Some of you may LOVE Wendy’s but it might come as a surprise to some of you that Wendy’s hasn’t been doing so well financially and therefore this is one of the many businesses for sale now. On Monday, Wendy’s slashed its earnings forecast down and is now considering a sale among other alternatives. In April, the company contemplated a sale as an option and this past Monday, that option has become an option that they are likely to take. Wendy’s is the Number 3 hamburger gain and it cut its earnings forecast down about 9-13% per share. Wendy’s even tried adjusting prices to align itself with McDonalds and Burger King meaning that in some areas a baked potato would now cost $1.19 instead of the original .99 cents. It also was nudged to spin off a coffee and doughnut chain but apparently that plan didn’t fall through. One of Wendy’s largest owners, Highfields Capital Management, which owns 8.5% of Wendy’s was pushing for a sale to the highest bidder. Highfields Capital is a private investment manager firm. Wendy’s currently owns about 22% of its 9,900 stores and the other 78% are franchisee owned. A private equity buyer could might as well get something out of purchasing the firm by re-capitalizing the debt, re-franchising some of the company-owned restaurants and by indulging in better marketing strategies. Well, it would be interesting to see how this turns out for Wendy’s. In the mean time, lets have a look at its stock chart.

Stock Chart

Wendy’s Stock ChartEnlarged View

As you can see above, I have the entire stock chart showing the dividends in blue and the stock splits in orange. The chart above represents a time scale from 1983 to 2007 (current). If you notice, the stock splits came early and so it doesn’t make this too much fun as a buyer. All the dividends after 1987 were around the 6 cent mark.

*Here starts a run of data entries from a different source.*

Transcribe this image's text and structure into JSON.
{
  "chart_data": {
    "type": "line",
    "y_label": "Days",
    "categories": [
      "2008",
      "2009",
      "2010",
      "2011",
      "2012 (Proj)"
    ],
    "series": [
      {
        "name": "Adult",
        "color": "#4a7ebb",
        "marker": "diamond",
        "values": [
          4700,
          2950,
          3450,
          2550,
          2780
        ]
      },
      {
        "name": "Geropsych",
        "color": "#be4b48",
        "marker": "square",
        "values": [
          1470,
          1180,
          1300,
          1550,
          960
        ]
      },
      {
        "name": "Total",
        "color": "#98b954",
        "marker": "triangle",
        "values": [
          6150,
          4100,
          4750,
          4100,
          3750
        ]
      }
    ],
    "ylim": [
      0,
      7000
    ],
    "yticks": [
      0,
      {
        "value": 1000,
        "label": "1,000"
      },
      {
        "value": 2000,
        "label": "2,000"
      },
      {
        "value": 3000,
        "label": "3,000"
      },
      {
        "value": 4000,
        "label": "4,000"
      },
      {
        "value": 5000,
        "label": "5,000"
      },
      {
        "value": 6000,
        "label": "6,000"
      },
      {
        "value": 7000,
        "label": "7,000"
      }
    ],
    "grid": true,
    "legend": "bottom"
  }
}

Hypothetical Scenario for Fun
For example, if you purchased Wendy’s stock in the Feb of 1990 at $4 per share and you purchased 1000 of them for a total cost to you of $4000. Over the years you let it hang around and decided to sell around July 2006. So lets break this down.

Purchased: 1000 shares at $4 each for a cost of $4000
Sold: 1000 shares at $60 each for a sale price of $60,000

Thats a profit of $56,000 and that may not seem like much considering you waited 16 years but think about this in the case that you owned 10,000 shares then you will see a big change. If there were stock splits then you would see your profits rise instantly and thats what I meant that its not “too much fun as a buyer”

Interesting Facts That You May Not Have Known
1) The Total Market Capitalization for Wendy’s is $3.38 Billion
2) Outback Steakhouse was taken private this month for $3.5 Billion
3) Applebee’s is exploring a sale and reports were made that IHOP may have bid.

Well, I hope you enjoyed this post. I finally got to talk about a little bit of finance on my blog and I hope you appreciate my insight! I wonder if you guys actually like Wendy’s when compared to McDonalds or BurgerKing.